Data for: Spatial structure within root systems moderates stability of Arbuscular Mycorrhizal mutualism and plant-soil feedbacks
Hopkins, Jacob (2022), Data for: Spatial structure within root systems moderates stability of Arbuscular Mycorrhizal mutualism and plant-soil feedbacks, Dryad, Dataset, https://doi.org/10.5061/dryad.stqjq2c5h
The persistence of mutualisms is paradoxical, as there are fitness incentives for exploitation.

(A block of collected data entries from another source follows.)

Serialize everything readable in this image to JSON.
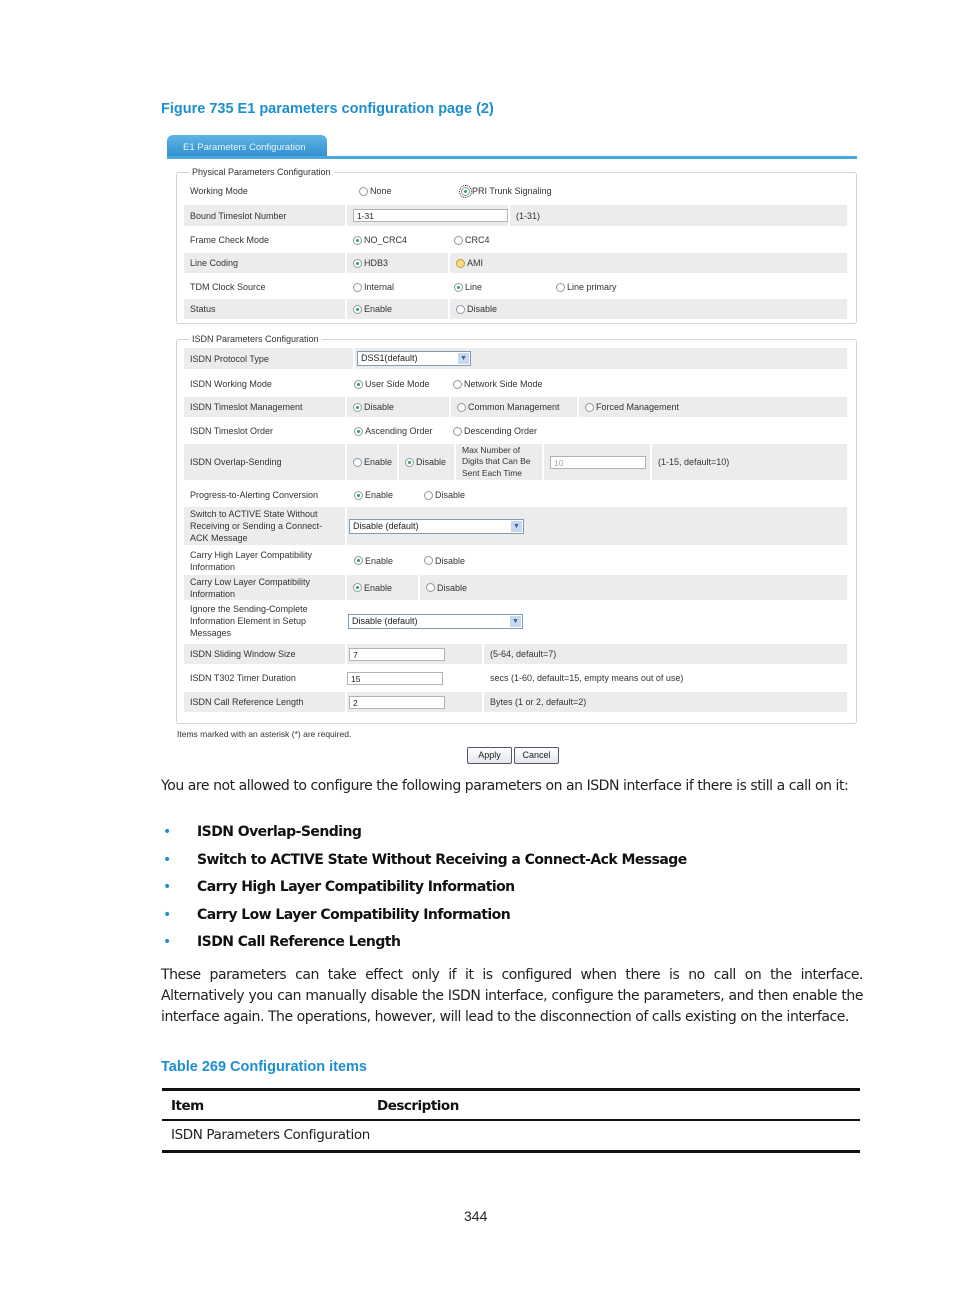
{
  "figure_caption": "Figure 735 E1 parameters configuration page (2)",
  "tab_label": "E1 Parameters Configuration",
  "physical": {
    "legend": "Physical Parameters Configuration",
    "working_mode": {
      "label": "Working Mode",
      "options": [
        "None",
        "PRI Trunk Signaling"
      ],
      "selected": "PRI Trunk Signaling"
    },
    "bound_timeslot": {
      "label": "Bound Timeslot Number",
      "value": "1-31",
      "hint": "(1-31)"
    },
    "frame_check": {
      "label": "Frame Check Mode",
      "options": [
        "NO_CRC4",
        "CRC4"
      ],
      "selected": "NO_CRC4"
    },
    "line_coding": {
      "label": "Line Coding",
      "options": [
        "HDB3",
        "AMI"
      ],
      "selected": "HDB3"
    },
    "tdm_clock": {
      "label": "TDM Clock Source",
      "options": [
        "Internal",
        "Line",
        "Line primary"
      ],
      "selected": "Line"
    },
    "status": {
      "label": "Status",
      "options": [
        "Enable",
        "Disable"
      ],
      "selected": "Enable"
    }
  },
  "isdn": {
    "legend": "ISDN Parameters Configuration",
    "protocol_type": {
      "label": "ISDN Protocol Type",
      "value": "DSS1(default)"
    },
    "working_mode": {
      "label": "ISDN Working Mode",
      "options": [
        "User Side Mode",
        "Network Side Mode"
      ],
      "selected": "User Side Mode"
    },
    "timeslot_mgmt": {
      "label": "ISDN Timeslot Management",
      "options": [
        "Disable",
        "Common Management",
        "Forced Management"
      ],
      "selected": "Disable"
    },
    "timeslot_order": {
      "label": "ISDN Timeslot Order",
      "options": [
        "Ascending Order",
        "Descending Order"
      ],
      "selected": "Ascending Order"
    },
    "overlap": {
      "label": "ISDN Overlap-Sending",
      "options": [
        "Enable",
        "Disable"
      ],
      "selected": "Disable",
      "max_digits_label": "Max Number of Digits that Can Be Sent Each Time",
      "max_digits_value": "10",
      "hint": "(1-15, default=10)"
    },
    "progress_alerting": {
      "label": "Progress-to-Alerting Conversion",
      "options": [
        "Enable",
        "Disable"
      ],
      "selected": "Enable"
    },
    "switch_active": {
      "label": "Switch to ACTIVE State Without Receiving or Sending a Connect-ACK Message",
      "value": "Disable (default)"
    },
    "carry_high": {
      "label": "Carry High Layer Compatibility Information",
      "options": [
        "Enable",
        "Disable"
      ],
      "selected": "Enable"
    },
    "carry_low": {
      "label": "Carry Low Layer Compatibility Information",
      "options": [
        "Enable",
        "Disable"
      ],
      "selected": "Enable"
    },
    "ignore_sending": {
      "label": "Ignore the Sending-Complete Information Element in Setup Messages",
      "value": "Disable (default)"
    },
    "sliding_window": {
      "label": "ISDN Sliding Window Size",
      "value": "7",
      "hint": "(5-64, default=7)"
    },
    "t302": {
      "label": "ISDN T302 Timer Duration",
      "value": "15",
      "hint": "secs (1-60, default=15, empty means out of use)"
    },
    "call_ref": {
      "label": "ISDN Call Reference Length",
      "value": "2",
      "hint": "Bytes (1 or 2, default=2)"
    }
  },
  "required_note": "Items marked with an asterisk (*) are required.",
  "buttons": {
    "apply": "Apply",
    "cancel": "Cancel"
  },
  "body": {
    "intro": "You are not allowed to configure the following parameters on an ISDN interface if there is still a call on it:",
    "bullets": [
      "ISDN Overlap-Sending",
      "Switch to ACTIVE State Without Receiving a Connect-Ack Message",
      "Carry High Layer Compatibility Information",
      "Carry Low Layer Compatibility Information",
      "ISDN Call Reference Length"
    ],
    "bullet_glyph": "•",
    "para2": "These parameters can take effect only if it is configured when there is no call on the interface. Alternatively you can manually disable the ISDN interface, configure the parameters, and then enable the interface again. The operations, however, will lead to the disconnection of calls existing on the interface."
  },
  "table": {
    "caption": "Table 269 Configuration items",
    "headers": [
      "Item",
      "Description"
    ],
    "rows": [
      [
        "ISDN Parameters Configuration",
        ""
      ]
    ]
  },
  "page_number": "344",
  "colors": {
    "accent": "#1d8fcf",
    "tab": "#2e8fcf",
    "radio_on": "#2aa84a"
  }
}
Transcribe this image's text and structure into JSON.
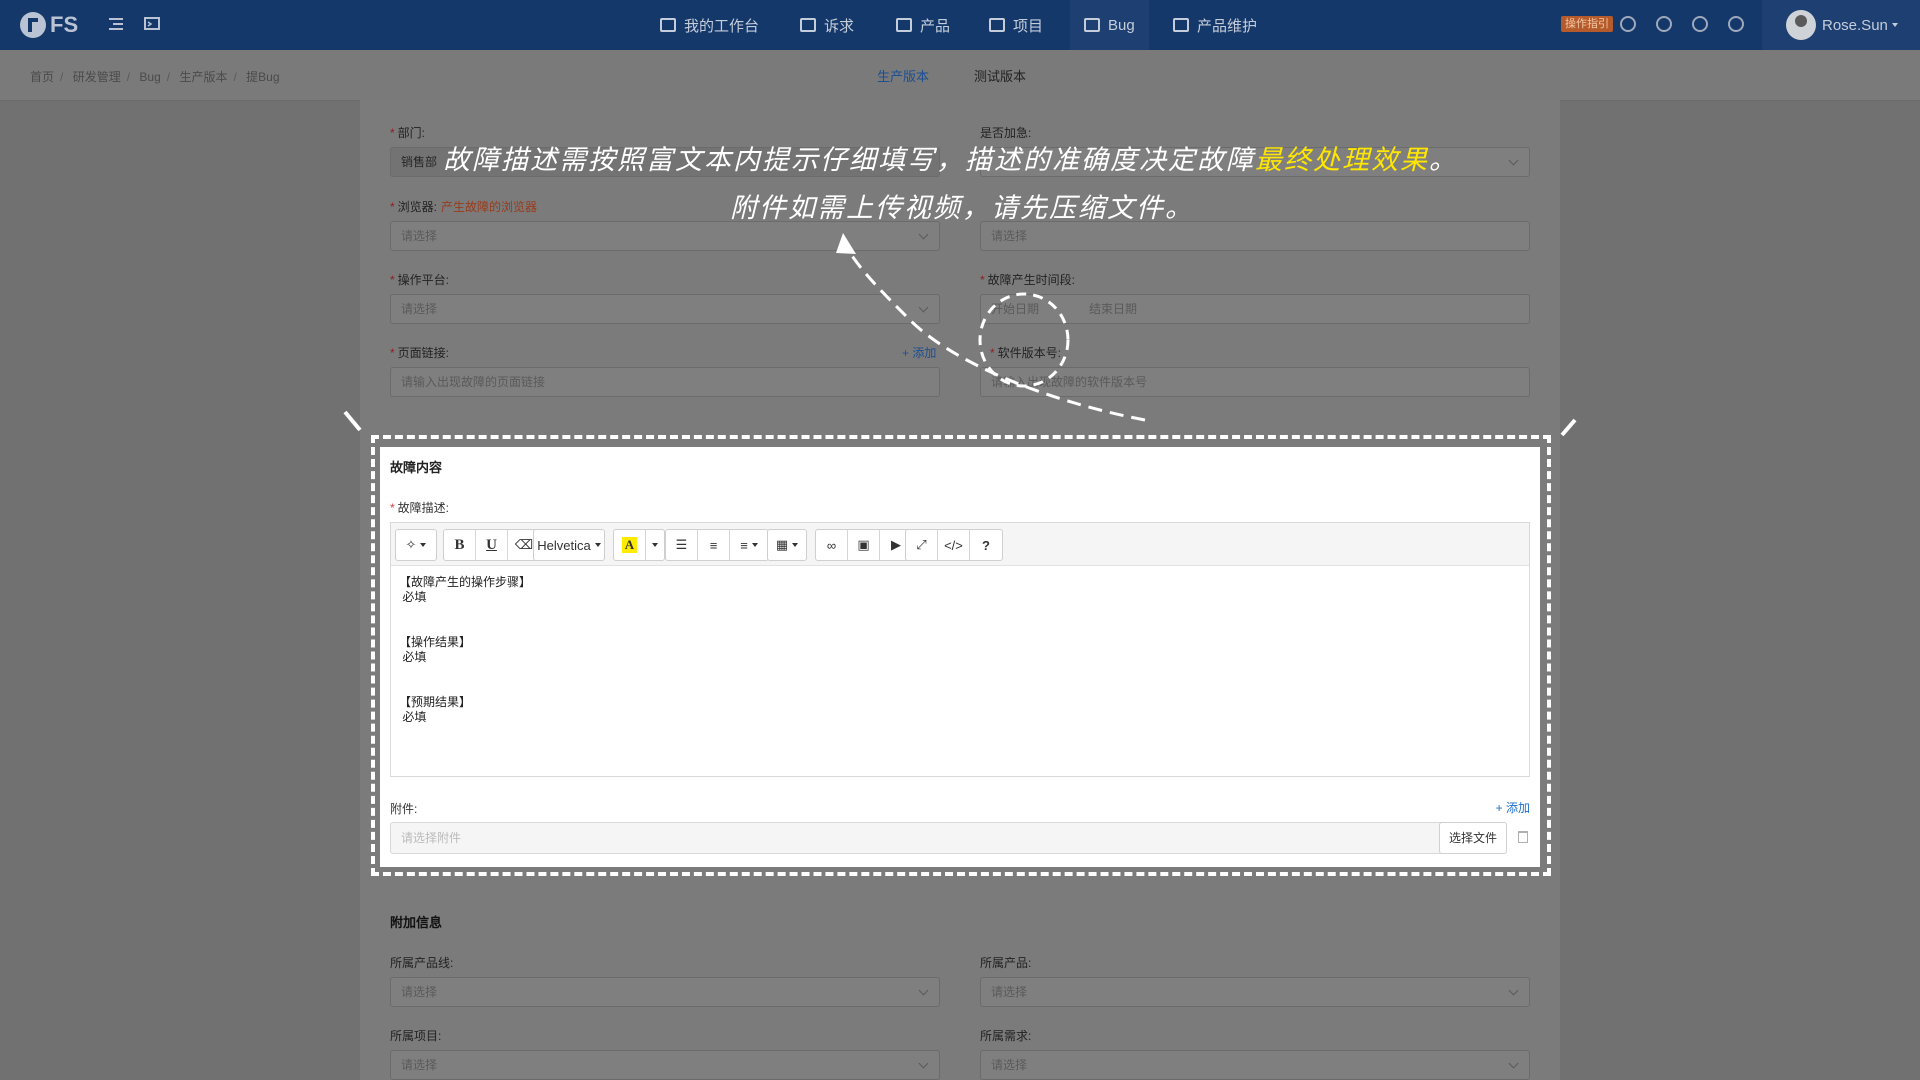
{
  "nav": {
    "logo_text": "FS",
    "items": [
      "我的工作台",
      "诉求",
      "产品",
      "项目",
      "Bug",
      "产品维护"
    ],
    "active_item": "Bug",
    "guide_label": "操作指引",
    "username": "Rose.Sun"
  },
  "breadcrumb": [
    "首页",
    "研发管理",
    "Bug",
    "生产版本",
    "提Bug"
  ],
  "version_tabs": [
    "生产版本",
    "测试版本"
  ],
  "form": {
    "dept_label": "部门:",
    "dept_value": "销售部",
    "urgent_label": "是否加急:",
    "browser_label": "浏览器:",
    "browser_hint": "产生故障的浏览器",
    "browser_placeholder": "请选择",
    "right2_placeholder": "请选择",
    "platform_label": "操作平台:",
    "platform_placeholder": "请选择",
    "period_label": "故障产生时间段:",
    "period_start": "开始日期",
    "period_end": "结束日期",
    "link_label": "页面链接:",
    "link_add": "+ 添加",
    "link_placeholder": "请输入出现故障的页面链接",
    "sw_label": "软件版本号:",
    "sw_placeholder": "请输入出现故障的软件版本号"
  },
  "panel": {
    "title": "故障内容",
    "desc_label": "故障描述:",
    "font_name": "Helvetica",
    "color_btn": "A",
    "content_lines": [
      "【故障产生的操作步骤】",
      " 必填",
      "",
      "",
      "【操作结果】",
      " 必填",
      "",
      "",
      "【预期结果】",
      " 必填"
    ],
    "attach_label": "附件:",
    "attach_add": "+ 添加",
    "attach_placeholder": "请选择附件",
    "choose_file": "选择文件"
  },
  "extra": {
    "title": "附加信息",
    "product_line_label": "所属产品线:",
    "product_label": "所属产品:",
    "project_label": "所属项目:",
    "demand_label": "所属需求:",
    "placeholder": "请选择"
  },
  "annotation": {
    "line1_a": "故障描述需按照富文本内提示仔细填写，描述的准确度决定故障",
    "line1_b": "最终处理效果",
    "line1_c": "。",
    "line2": "附件如需上传视频，请先压缩文件。"
  },
  "colors": {
    "nav_bg": "#15386a",
    "accent": "#1d6fd1",
    "highlight": "#ffe600",
    "required": "#e23b3b"
  }
}
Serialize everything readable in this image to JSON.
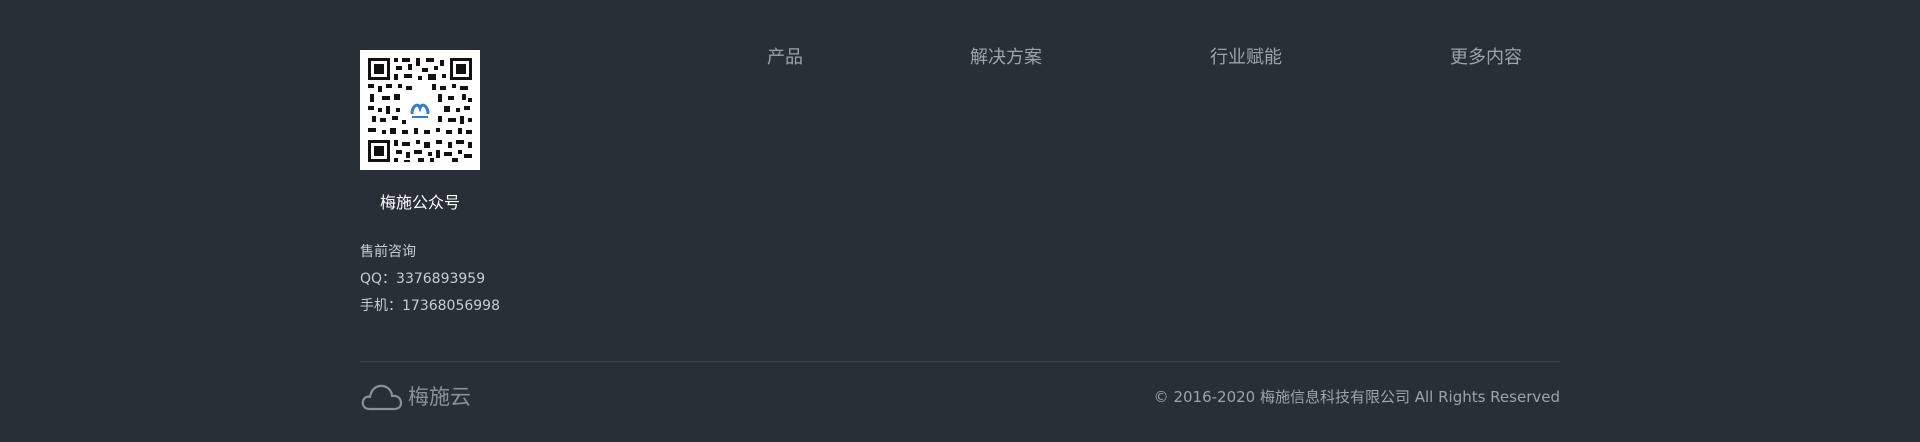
{
  "qr": {
    "label": "梅施公众号",
    "center_logo_color": "#2f7fd1"
  },
  "contact": {
    "heading": "售前咨询",
    "qq": "QQ：3376893959",
    "phone": "手机：17368056998"
  },
  "nav": {
    "products": "产品",
    "solutions": "解决方案",
    "industry": "行业赋能",
    "more": "更多内容"
  },
  "brand": {
    "name": "梅施云",
    "icon": "cloud-icon"
  },
  "copyright": "© 2016-2020 梅施信息科技有限公司 All Rights Reserved",
  "colors": {
    "background": "#292f36",
    "divider": "#3d444c",
    "nav_text": "#9ea3a9",
    "label_text": "#ffffff"
  }
}
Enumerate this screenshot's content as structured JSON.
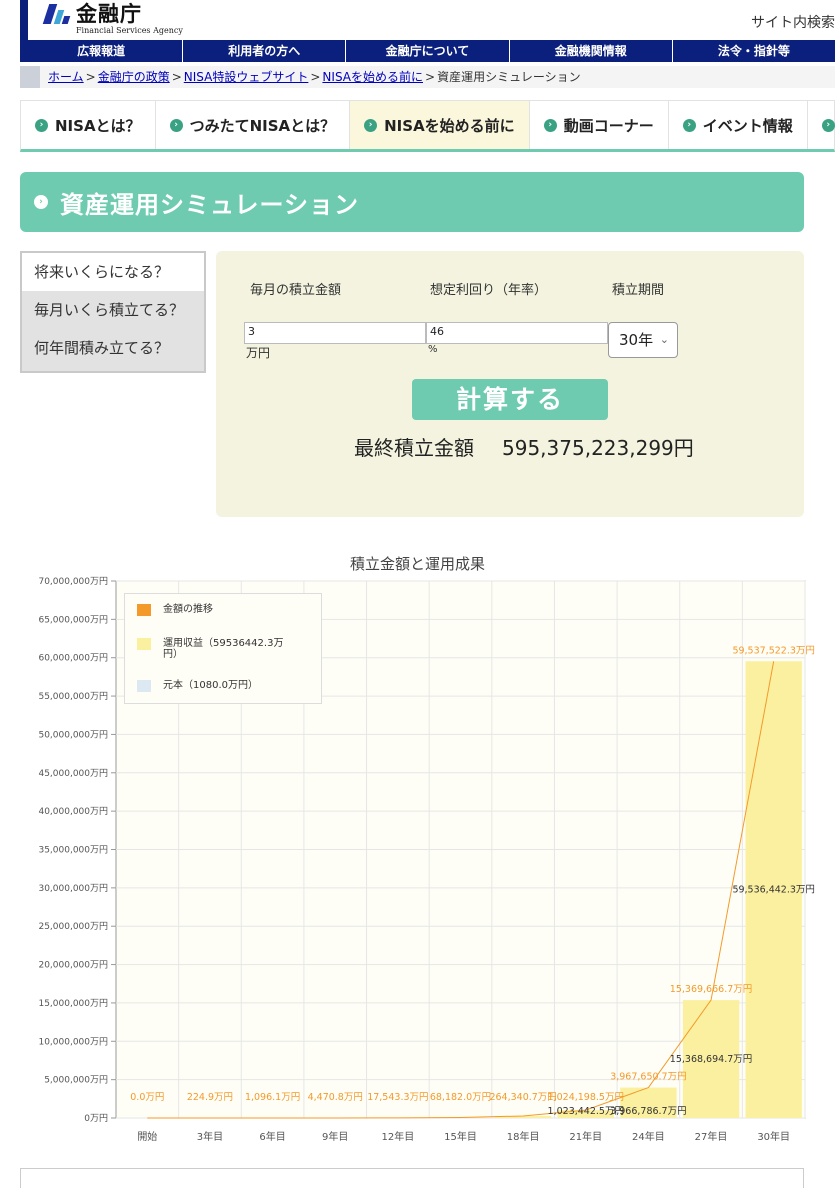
{
  "header": {
    "logo_title": "金融庁",
    "logo_sub": "Financial Services Agency",
    "site_search": "サイト内検索"
  },
  "topnav": [
    "広報報道",
    "利用者の方へ",
    "金融庁について",
    "金融機関情報",
    "法令・指針等"
  ],
  "breadcrumb": {
    "links": [
      "ホーム",
      "金融庁の政策",
      "NISA特設ウェブサイト",
      "NISAを始める前に"
    ],
    "current": "資産運用シミュレーション",
    "separator": ">"
  },
  "tabs": [
    "NISAとは？",
    "つみたてNISAとは？",
    "NISAを始める前に",
    "動画コーナー",
    "イベント情報"
  ],
  "active_tab": 2,
  "page_title": "資産運用シミュレーション",
  "side_menu": [
    "将来いくらになる？",
    "毎月いくら積立てる？",
    "何年間積み立てる？"
  ],
  "form": {
    "monthly_label": "毎月の積立金額",
    "rate_label": "想定利回り（年率）",
    "period_label": "積立期間",
    "monthly_value": "3",
    "monthly_unit": "万円",
    "rate_value": "46",
    "rate_unit": "%",
    "period_value": "30年",
    "calc_button": "計算する",
    "result_label": "最終積立金額",
    "result_value": "595,375,223,299円"
  },
  "colors": {
    "accent": "#6ecbb0",
    "nav": "#0b1f7c",
    "line": "#f39a2b",
    "profit": "#fbf0a0",
    "principal": "#dce9f3"
  },
  "chart_data": {
    "type": "bar",
    "title": "積立金額と運用成果",
    "categories": [
      "開始",
      "3年目",
      "6年目",
      "9年目",
      "12年目",
      "15年目",
      "18年目",
      "21年目",
      "24年目",
      "27年目",
      "30年目"
    ],
    "y_ticks": [
      "0万円",
      "5,000,000万円",
      "10,000,000万円",
      "15,000,000万円",
      "20,000,000万円",
      "25,000,000万円",
      "30,000,000万円",
      "35,000,000万円",
      "40,000,000万円",
      "45,000,000万円",
      "50,000,000万円",
      "55,000,000万円",
      "60,000,000万円",
      "65,000,000万円",
      "70,000,000万円"
    ],
    "ylim": [
      0,
      70000000
    ],
    "legend": [
      "金額の推移",
      "運用収益（59536442.3万円）",
      "元本（1080.0万円）"
    ],
    "series": [
      {
        "name": "金額の推移",
        "values": [
          0,
          224.9,
          1096.1,
          4470.8,
          17543.3,
          68182,
          264340.7,
          1024198.5,
          3967650.7,
          15369666.7,
          59537522.3
        ],
        "labels": [
          "0.0万円",
          "224.9万円",
          "1,096.1万円",
          "4,470.8万円",
          "17,543.3万円",
          "68,182.0万円",
          "264,340.7万円",
          "1,024,198.5万円",
          "3,967,650.7万円",
          "15,369,666.7万円",
          "59,537,522.3万円"
        ]
      },
      {
        "name": "運用収益",
        "values": [
          0,
          116.9,
          880.1,
          4146.8,
          17111.3,
          67642,
          263692.7,
          1023442.5,
          3966786.7,
          15368694.7,
          59536442.3
        ],
        "labels": [
          "",
          "",
          "",
          "",
          "",
          "",
          "",
          "1,023,442.5万円",
          "3,966,786.7万円",
          "15,368,694.7万円",
          "59,536,442.3万円"
        ]
      },
      {
        "name": "元本",
        "values": [
          0,
          108,
          216,
          324,
          432,
          540,
          648,
          756,
          864,
          972,
          1080
        ]
      }
    ]
  }
}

This is particularly true for plant-microbe mutualisms like arbuscular mycorrhizae (AM), which are promiscuously horizontally-transmitted. Preferential allocation by hosts to the best mutualist can stabilize horizontal mutualisms, however, preferential allocation is imperfect, with its fidelity likely depending upon the spatial structure of symbionts in plant roots. In this study, we tested AM mutualisms’ dependence on two dimensions of spatial structure: the initial spatial association of fungi and the ease of fungal dispersal, through three complementary experiments. We found that fitness of the beneficial AM fungus increased when fungi were initially separate, while initial spatial mixing benefited the fitness of the non-beneficial fungus. These effects were strongest when dispersal was limited, and hosts could discriminate. Additionally, we found that changes in AM fungal proportional abundance induced by spatial structure in roots of a preferentially allocating host produced positive feedbacks on plant growth, showing that interactions between spatial structure and host choice can determine the direction of plant-soil feedbacks. Our results suggest that symbiont spatial structure within plant roots may act as an important modifier of plant preferential allocation and the dynamics of mycorrhizal mutualisms, with potentially cascading effects on plant-plant interactions.